Step 1, the basic anthracene of preparation 9,10-two (4,4,5,5 ,-tetramethyl--1,3,2-two assorted oxygen pentaboranes)
The preparation process of the basic anthracene of 9,10-two (4,4,5,5 ,-tetramethyl--1,3,2-two assorted oxygen pentaboranes) is as described in embodiment 1 step 1.
Step 2,3, the preparation of 6-two (4-hexyloxy) thienyl-pyrrolo-pyrrole-dione
Put up the anhydrous and oxygen-free reaction unit, vacuumize by oil pump, pass into again argon gas, 3-4 time so repeatedly, pass into again nitrogen always reaction system is under the protection of argon gas, simultaneously in reaction system adding reactant, the protection that also keeps this argon gas.
In reactor, the potassium tert.-butoxide that adds 22mmol, the 4-hexyloxy of 20.0mmol-2-cyano thiophene is dissolved in the tertiary amyl alcohol of 20mL and joins in this reactor, the temperature of reaction system is risen to 110 ℃ and keep this temperature to reaction to finish, slowly be added in the reactor after the dimethyl succinate of 8.0mmol being dissolved in the tertiary amyl alcohol of 6mL, joining day is 1 hour, reacts after the adding 2 hours again.Again the by-product carbinol in this reaction is distilled out reaction system, continue reaction 2.5 hours.

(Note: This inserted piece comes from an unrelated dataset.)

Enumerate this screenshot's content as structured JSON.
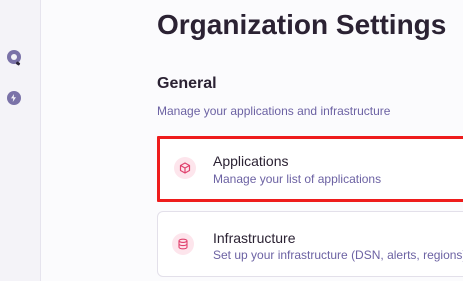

Reaction system is cooled to 60 ℃, with the liquid after the methyl alcohol diluting reaction end of 50mL, add the acetic acid neutralization, refluxed 15 minutes, the reacted liquid of suction filtration again, obtain black solid, be that 30-70 ℃ methyl alcohol and deionized water washes respectively this black solid twice with temperature, in vacuum dry 10-30 minute, obtain above-mentioned 3,6-two (4-hexyloxy) thienyl-pyrrolo-pyrrole-dione, this step 3, the productive rate of 6-two (4-hexyloxy) thienyl-pyrrolo-pyrrole-dione is 71%, and product is carried out gas phase/mass spectroscopy, obtains the result and is: GC-MS (EI-m/z): 501 (M +).
The reaction formula of this step 2 is expressed as:
Figure GSA00000125960600181
Step 3,2,5-dioctyl-3, the preparation of 6-two (4-hexyloxy) thienyl-pyrrolo-pyrrole-dione
In reactor, vacuumize by oil pump, pass into again argon gas, 3-4 time so repeatedly, pass into again nitrogen always reaction system is under the protection of argon gas, simultaneously in reaction system adding reactant, the protection that also keeps this argon gas.

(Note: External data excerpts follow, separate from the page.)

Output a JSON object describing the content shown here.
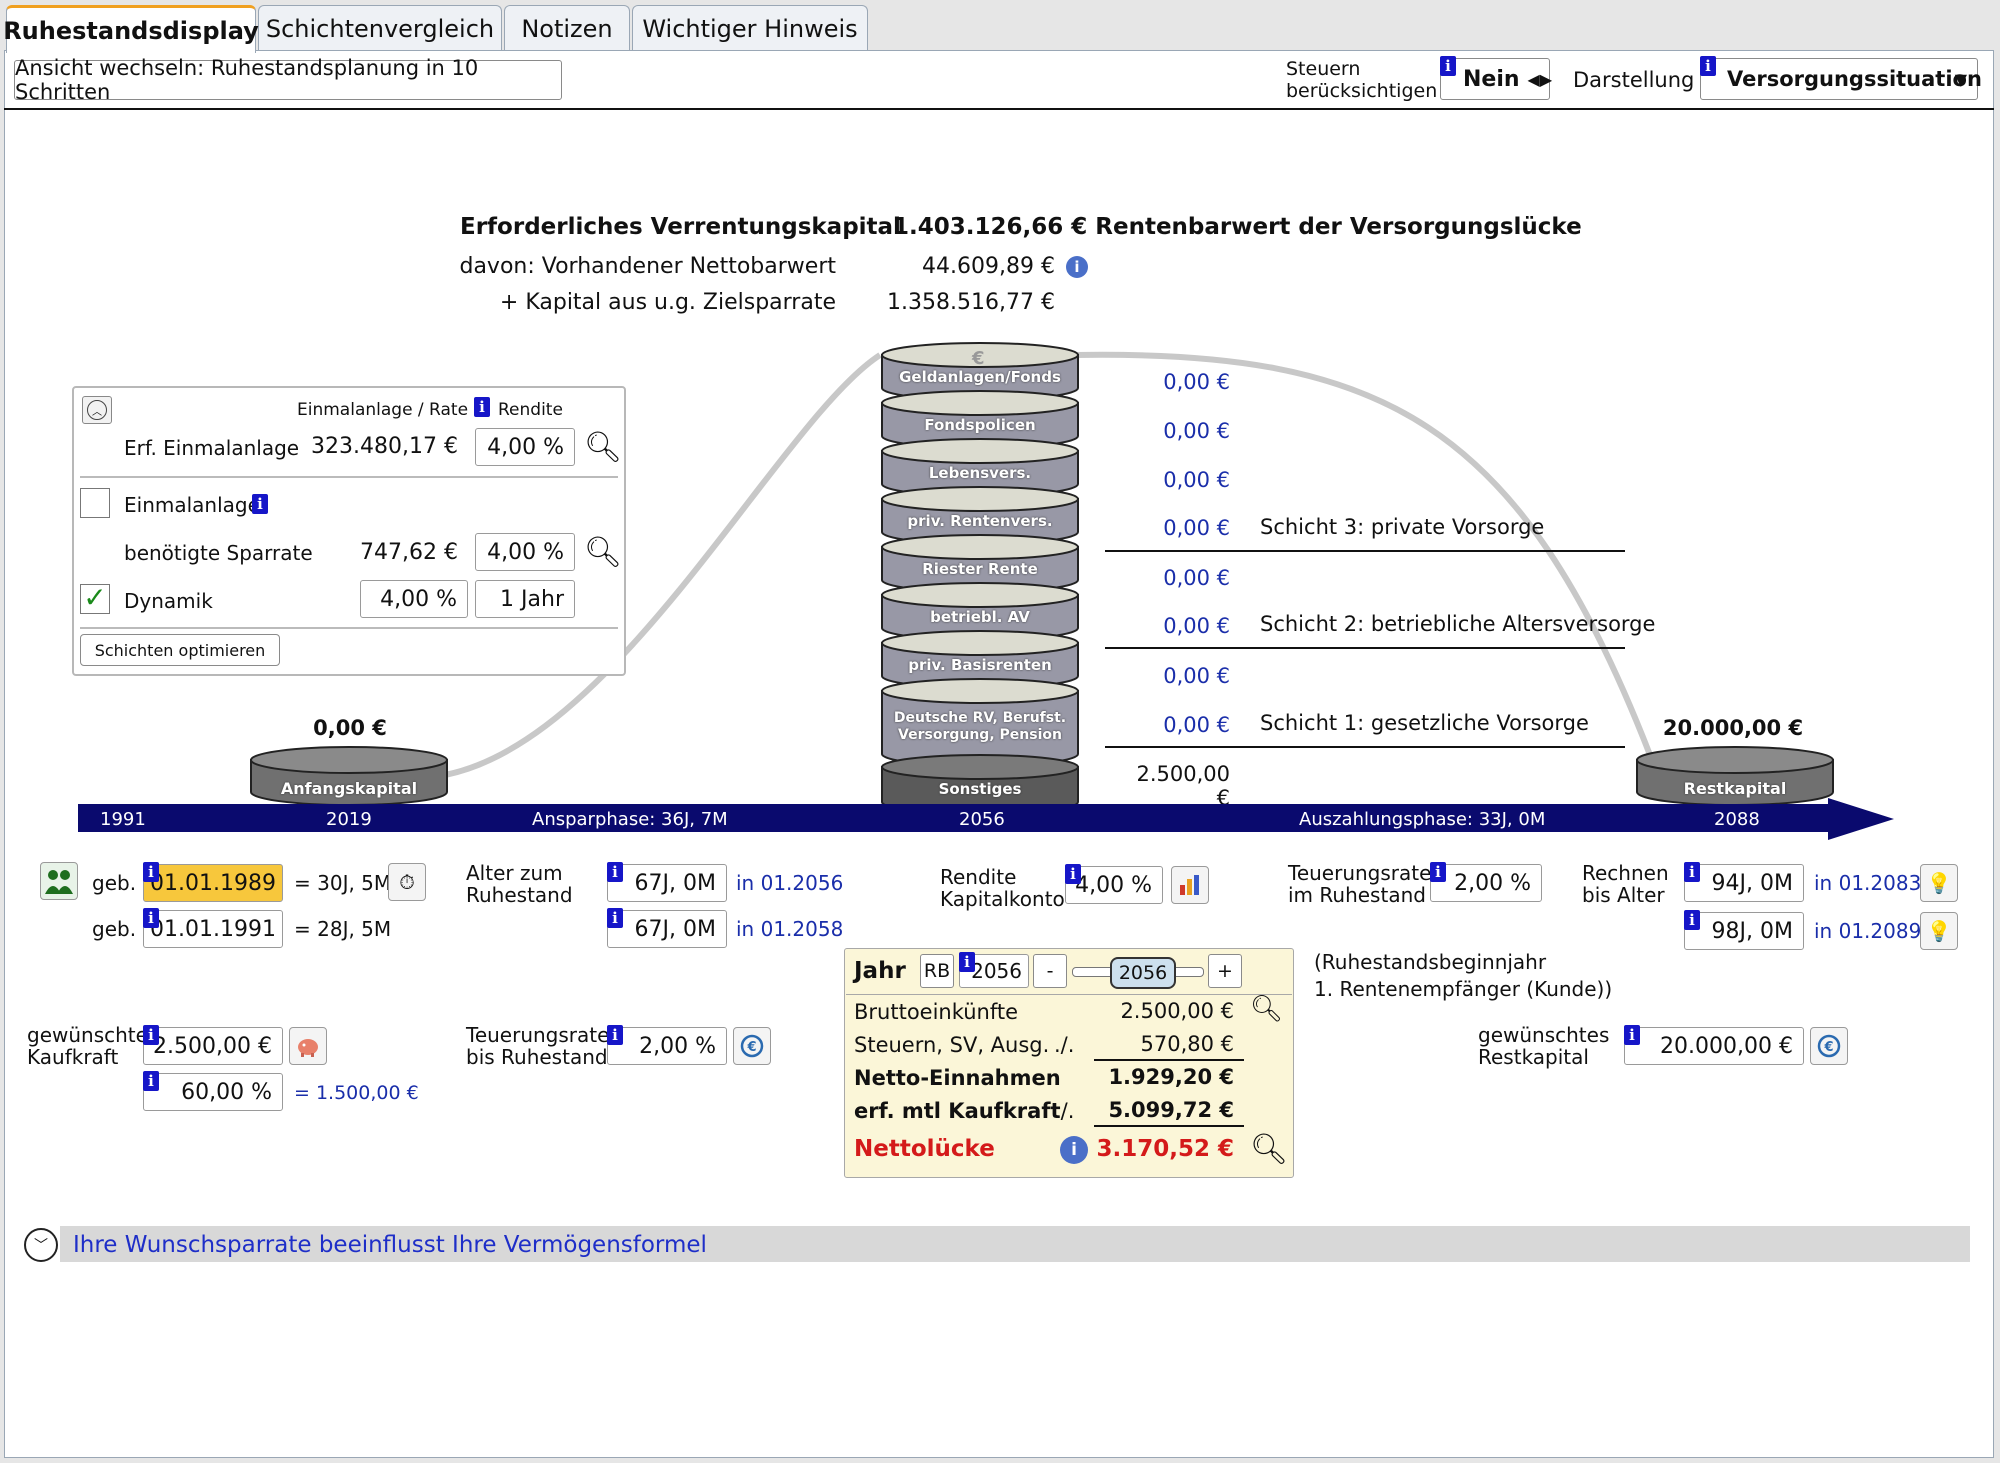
{
  "tabs": [
    {
      "label": "Ruhestandsdisplay",
      "active": true
    },
    {
      "label": "Schichtenvergleich",
      "active": false
    },
    {
      "label": "Notizen",
      "active": false
    },
    {
      "label": "Wichtiger Hinweis",
      "active": false
    }
  ],
  "toolbar": {
    "view_switch_label": "Ansicht wechseln: Ruhestandsplanung in 10 Schritten",
    "taxes_label_1": "Steuern",
    "taxes_label_2": "berücksichtigen",
    "taxes_value": "Nein",
    "display_label": "Darstellung",
    "display_value": "Versorgungssituation"
  },
  "summary": {
    "required_label": "Erforderliches Verrentungskapital",
    "required_value": "1.403.126,66 € Rentenbarwert der Versorgungslücke",
    "existing_label": "davon: Vorhandener Nettobarwert",
    "existing_value": "44.609,89 €",
    "savings_label": "+ Kapital aus u.g. Zielsparrate",
    "savings_value": "1.358.516,77 €"
  },
  "calc_panel": {
    "header_col1": "Einmalanlage / Rate",
    "header_col2": "Rendite",
    "erf_label": "Erf. Einmalanlage",
    "erf_value": "323.480,17 €",
    "erf_rate": "4,00 %",
    "einmal_label": "Einmalanlage",
    "einmal_checked": false,
    "spar_label": "benötigte Sparrate",
    "spar_value": "747,62 €",
    "spar_rate": "4,00 %",
    "dyn_label": "Dynamik",
    "dyn_checked": true,
    "dyn_rate": "4,00 %",
    "dyn_period": "1 Jahr",
    "optimize_label": "Schichten optimieren"
  },
  "start": {
    "value": "0,00 €",
    "label": "Anfangskapital"
  },
  "end": {
    "value": "20.000,00 €",
    "label": "Restkapital"
  },
  "layers": [
    {
      "label": "Geldanlagen/Fonds",
      "value": "0,00 €",
      "euro_symbol": "€"
    },
    {
      "label": "Fondspolicen",
      "value": "0,00 €"
    },
    {
      "label": "Lebensvers.",
      "value": "0,00 €"
    },
    {
      "label": "priv. Rentenvers.",
      "value": "0,00 €"
    },
    {
      "label": "Riester Rente",
      "value": "0,00 €"
    },
    {
      "label": "betriebl. AV",
      "value": "0,00 €"
    },
    {
      "label": "priv. Basisrenten",
      "value": "0,00 €"
    },
    {
      "label": "Deutsche RV, Berufst. Versorgung, Pension",
      "value": "0,00 €"
    },
    {
      "label": "Sonstiges",
      "value": "2.500,00 €"
    }
  ],
  "layer_groups": {
    "s3": "Schicht 3: private Vorsorge",
    "s2": "Schicht 2: betriebliche Altersversorge",
    "s1": "Schicht 1: gesetzliche Vorsorge"
  },
  "timeline": {
    "y1": "1991",
    "y2": "2019",
    "phase1": "Ansparphase: 36J, 7M",
    "y3": "2056",
    "phase2": "Auszahlungsphase: 33J, 0M",
    "y4": "2088",
    "color": "#0a0a6e"
  },
  "persons": {
    "geb_label": "geb.",
    "p1_date": "01.01.1989",
    "p1_age": "= 30J, 5M",
    "p2_date": "01.01.1991",
    "p2_age": "= 28J, 5M"
  },
  "retirement_age": {
    "label_1": "Alter zum",
    "label_2": "Ruhestand",
    "p1_value": "67J, 0M",
    "p1_in": "in 01.2056",
    "p2_value": "67J, 0M",
    "p2_in": "in 01.2058"
  },
  "rendite_konto": {
    "label_1": "Rendite",
    "label_2": "Kapitalkonto",
    "value": "4,00 %"
  },
  "teuerung_ruhestand": {
    "label_1": "Teuerungsrate",
    "label_2": "im Ruhestand",
    "value": "2,00 %"
  },
  "rechnen_alter": {
    "label_1": "Rechnen",
    "label_2": "bis Alter",
    "p1_value": "94J, 0M",
    "p1_in": "in 01.2083",
    "p2_value": "98J, 0M",
    "p2_in": "in 01.2089"
  },
  "kaufkraft": {
    "label_1": "gewünschte",
    "label_2": "Kaufkraft",
    "value": "2.500,00 €",
    "percent": "60,00 %",
    "result": "= 1.500,00 €"
  },
  "teuerung_bis": {
    "label_1": "Teuerungsrate",
    "label_2": "bis Ruhestand",
    "value": "2,00 %"
  },
  "year_box": {
    "jahr_label": "Jahr",
    "rb_label": "RB",
    "year_input": "2056",
    "minus": "-",
    "slider_value": "2056",
    "plus": "+",
    "brutto_label": "Bruttoeinkünfte",
    "brutto_value": "2.500,00 €",
    "steuern_label": "Steuern, SV, Ausg.",
    "steuern_op": "./.",
    "steuern_value": "570,80 €",
    "netto_label": "Netto-Einnahmen",
    "netto_value": "1.929,20 €",
    "kaufkraft_label": "erf. mtl Kaufkraft",
    "kaufkraft_op": "./.",
    "kaufkraft_value": "5.099,72 €",
    "luecke_label": "Nettolücke",
    "luecke_value": "3.170,52 €"
  },
  "rb_note": {
    "line1": "(Ruhestandsbeginnjahr",
    "line2": "1. Rentenempfänger (Kunde))"
  },
  "restkapital_input": {
    "label_1": "gewünschtes",
    "label_2": "Restkapital",
    "value": "20.000,00 €"
  },
  "footer": {
    "expander_label": "Ihre Wunschsparrate beeinflusst Ihre Vermögensformel"
  },
  "info_badge": "i"
}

With 3 of 43.3mmol, 6-two (4-hexyloxy) thienyl-pyrrolo-pyrrole-dione and 24g Anhydrous potassium carbonate are dissolved in 250mLN, in the dinethylformamide solution, reaction system is warming up to 150 ℃ and keep this temperature to reaction to finish, added 1-bromooctane 200mmol stirring reaction 14 hours.

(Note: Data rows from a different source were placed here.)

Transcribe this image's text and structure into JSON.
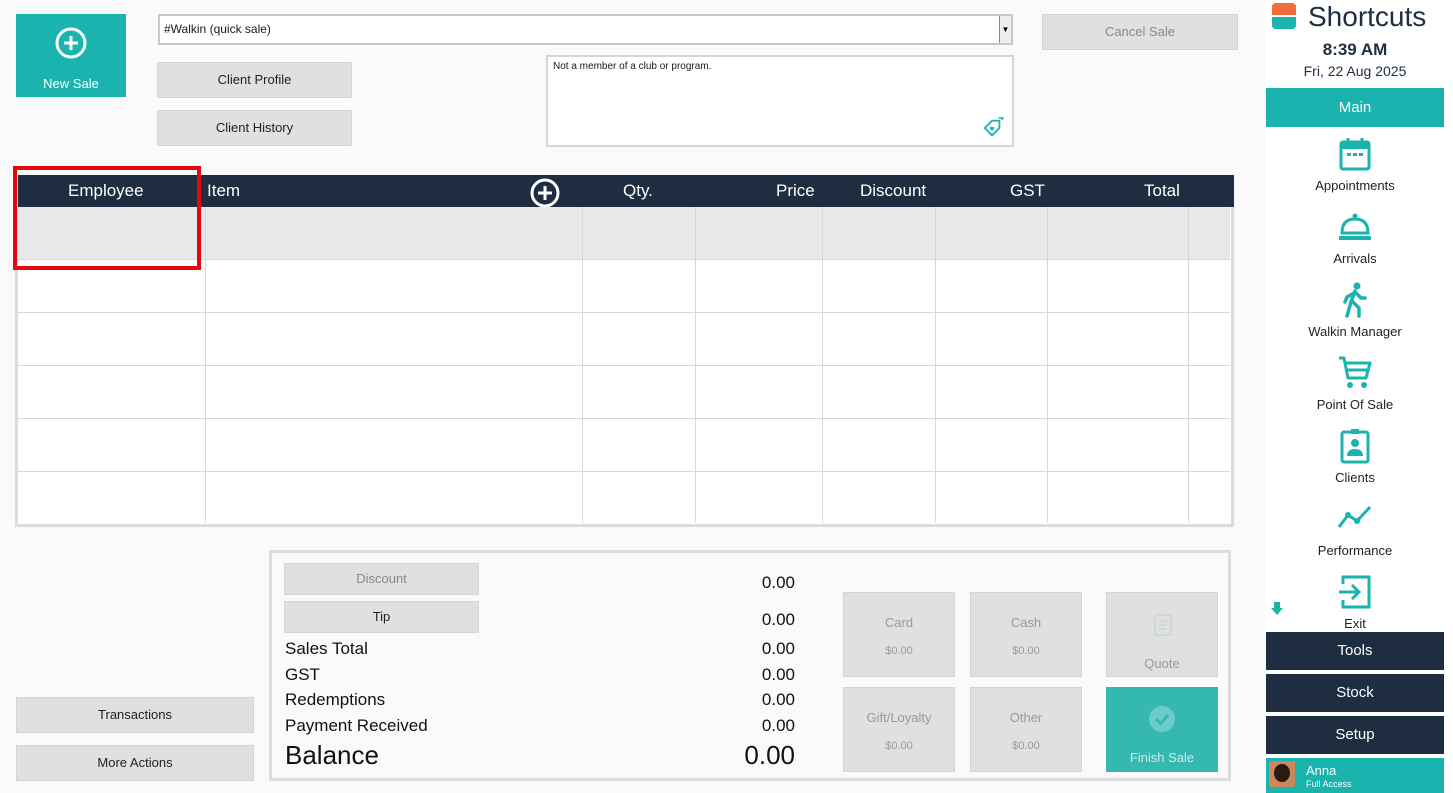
{
  "top": {
    "new_sale_label": "New Sale",
    "client_select_value": "#Walkin (quick sale)",
    "client_profile_label": "Client Profile",
    "client_history_label": "Client History",
    "cancel_sale_label": "Cancel Sale",
    "club_status": "Not a member of a club or program."
  },
  "grid": {
    "columns": [
      "Employee",
      "Item",
      "Qty.",
      "Price",
      "Discount",
      "GST",
      "Total"
    ]
  },
  "bottom_left": {
    "transactions_label": "Transactions",
    "more_actions_label": "More Actions"
  },
  "summary": {
    "discount_label": "Discount",
    "discount_value": "0.00",
    "tip_label": "Tip",
    "tip_value": "0.00",
    "sales_total_label": "Sales Total",
    "sales_total_value": "0.00",
    "gst_label": "GST",
    "gst_value": "0.00",
    "redemptions_label": "Redemptions",
    "redemptions_value": "0.00",
    "payment_received_label": "Payment Received",
    "payment_received_value": "0.00",
    "balance_label": "Balance",
    "balance_value": "0.00"
  },
  "payments": {
    "card_label": "Card",
    "card_amount": "$0.00",
    "cash_label": "Cash",
    "cash_amount": "$0.00",
    "quote_label": "Quote",
    "gift_label": "Gift/Loyalty",
    "gift_amount": "$0.00",
    "other_label": "Other",
    "other_amount": "$0.00",
    "finish_label": "Finish Sale"
  },
  "sidebar": {
    "brand": "Shortcuts",
    "time": "8:39 AM",
    "date": "Fri, 22 Aug 2025",
    "main_label": "Main",
    "items": [
      {
        "label": "Appointments",
        "icon": "calendar-icon"
      },
      {
        "label": "Arrivals",
        "icon": "bell-icon"
      },
      {
        "label": "Walkin Manager",
        "icon": "walking-person-icon"
      },
      {
        "label": "Point Of Sale",
        "icon": "cart-icon"
      },
      {
        "label": "Clients",
        "icon": "client-card-icon"
      },
      {
        "label": "Performance",
        "icon": "trend-line-icon"
      },
      {
        "label": "Exit",
        "icon": "exit-icon"
      }
    ],
    "tools_label": "Tools",
    "stock_label": "Stock",
    "setup_label": "Setup",
    "user_name": "Anna",
    "user_role": "Full Access"
  },
  "colors": {
    "accent": "#1ab3ad",
    "header_dark": "#1f2d40",
    "highlight": "#e30613"
  }
}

Reaction system is cooled to 10-40 ℃, liquid after the reaction end is poured in the frozen water of 500mL, filter to collect and leach thing, to leach thing usefulness methyl alcohol and deionized water rinsing 3-10 time, 50-80 ℃ was descended dry 1-3 hour in vacuum, take methylene dichloride as leacheate dry thing is carried out silica gel column chromatography again, obtain above-mentioned 2,5-dioctyl-3,6-two (4-hexyloxy) thienyl-pyrrolo-pyrrole-dione, this step 2,5-dioctyl-3, the productive rate of 6-two (4-hexyloxy) thienyl-pyrrolo-pyrrole-dione is 69%, and product is carried out gas phase/mass spectroscopy, obtains the result and is: GC-MS (EI-m/z): 725 (M +).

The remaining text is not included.